Hi Stephen. Thanks for your response.

So, if I understand correctly, I will need to create a new agent policy that points to the Logstash Output. But since each agent can only be assigned a single policy does that mean that the agent will only send data to Logstash? I think that I had the impression that I could have a single elastic agent sending log data to Logstash (similar to how filebeats does it) but also sending tracing and metrics data straight to Elasticsearch. Is this not possible?

stephenb · March 22, 2023, 6:24pm

The Elastic Agent today has a single output per policy.

APM and traces send telemetry NOT through Elastic Agent / Nor fleet ... They are direct from APM Language clients.... to the APM Server Integration

But say you want logs to Logstash and Metrics direct to Elasticsearch from a Single Policy, that is not supported today as far as I understand, not sure when / if that is on the roadmap.

What you are describing is and output per integration... see if I can find out anything on that... but not today. For Fleet

For stand-alone integration I would need to look, I think it could be done but then that Agent is not Fleet Managed

leandrojmp · March 22, 2023, 6:36pm

The main difference is that filebeat is not managed as Elastic Agent is, also, Filebeat only supports one output and Elastic Agent share a lot of code with the beats.

This was not possible with Filebeat and it is also not possible with Elastic Agent.

Matt_Johnston · March 22, 2023, 6:47pm

Okay, this is all good to know.

Although, I think you've blown my mental model out of the water a bit here.
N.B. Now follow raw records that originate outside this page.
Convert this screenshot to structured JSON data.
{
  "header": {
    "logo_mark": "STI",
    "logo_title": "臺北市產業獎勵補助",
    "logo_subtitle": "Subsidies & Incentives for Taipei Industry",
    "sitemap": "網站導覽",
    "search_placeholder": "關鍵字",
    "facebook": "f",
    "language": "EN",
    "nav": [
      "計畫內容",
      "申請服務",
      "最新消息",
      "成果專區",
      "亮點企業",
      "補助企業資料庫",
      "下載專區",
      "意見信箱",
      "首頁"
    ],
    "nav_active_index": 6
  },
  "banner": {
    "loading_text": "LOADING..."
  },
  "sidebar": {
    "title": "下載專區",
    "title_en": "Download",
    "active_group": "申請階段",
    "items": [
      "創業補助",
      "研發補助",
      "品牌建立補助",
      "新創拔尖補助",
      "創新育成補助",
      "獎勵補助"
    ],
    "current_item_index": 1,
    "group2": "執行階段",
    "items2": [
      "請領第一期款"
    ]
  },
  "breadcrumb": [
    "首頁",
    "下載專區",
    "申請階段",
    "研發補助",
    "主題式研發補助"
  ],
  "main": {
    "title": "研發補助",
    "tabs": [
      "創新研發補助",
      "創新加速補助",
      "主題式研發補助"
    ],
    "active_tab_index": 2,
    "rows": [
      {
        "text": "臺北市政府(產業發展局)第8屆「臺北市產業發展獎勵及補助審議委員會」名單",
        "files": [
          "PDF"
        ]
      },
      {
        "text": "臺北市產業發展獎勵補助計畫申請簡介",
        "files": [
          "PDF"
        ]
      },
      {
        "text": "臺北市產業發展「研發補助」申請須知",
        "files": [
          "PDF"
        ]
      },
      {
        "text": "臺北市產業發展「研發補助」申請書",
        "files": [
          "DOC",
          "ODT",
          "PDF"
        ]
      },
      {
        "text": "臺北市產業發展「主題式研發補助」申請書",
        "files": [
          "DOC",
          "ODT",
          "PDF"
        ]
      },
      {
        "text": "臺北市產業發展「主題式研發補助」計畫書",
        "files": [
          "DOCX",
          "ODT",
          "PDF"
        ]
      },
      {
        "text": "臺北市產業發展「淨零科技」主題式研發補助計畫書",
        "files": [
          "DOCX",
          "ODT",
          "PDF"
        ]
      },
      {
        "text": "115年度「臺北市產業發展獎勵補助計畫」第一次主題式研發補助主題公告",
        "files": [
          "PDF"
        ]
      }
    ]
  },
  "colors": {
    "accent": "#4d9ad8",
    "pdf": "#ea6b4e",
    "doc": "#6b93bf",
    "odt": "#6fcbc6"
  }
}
My understanding is that the APM integration is attached to an agent policy, which is assigned to the Elastic Agent. Thus, I thought that the Elastic Agent was responsible, perhaps indirectly, for sending tracing and metrics data through to Elasticsearch. But from your comments, it appears that this understanding is incorrect. Or am I missing something here?

stephenb · March 22, 2023, 8:58pm

APM Yup confusing... Study the Diagram...

APM agent ... little a is embedded with the app

APM Integration ... is the APM Server that typically runs as an Integration inside Elastic Agent with a Big A

No Elastic Agent Big A does not generate traces... it does collect them from the language agents or OTEL agents and forwards them to Elasticsearch

Matt_Johnston · March 23, 2023, 12:57pm

Thank you. This is very helpful!

system · April 20, 2023, 12:58pm

This topic was automatically closed 28 days after the last reply. New replies are no longer allowed.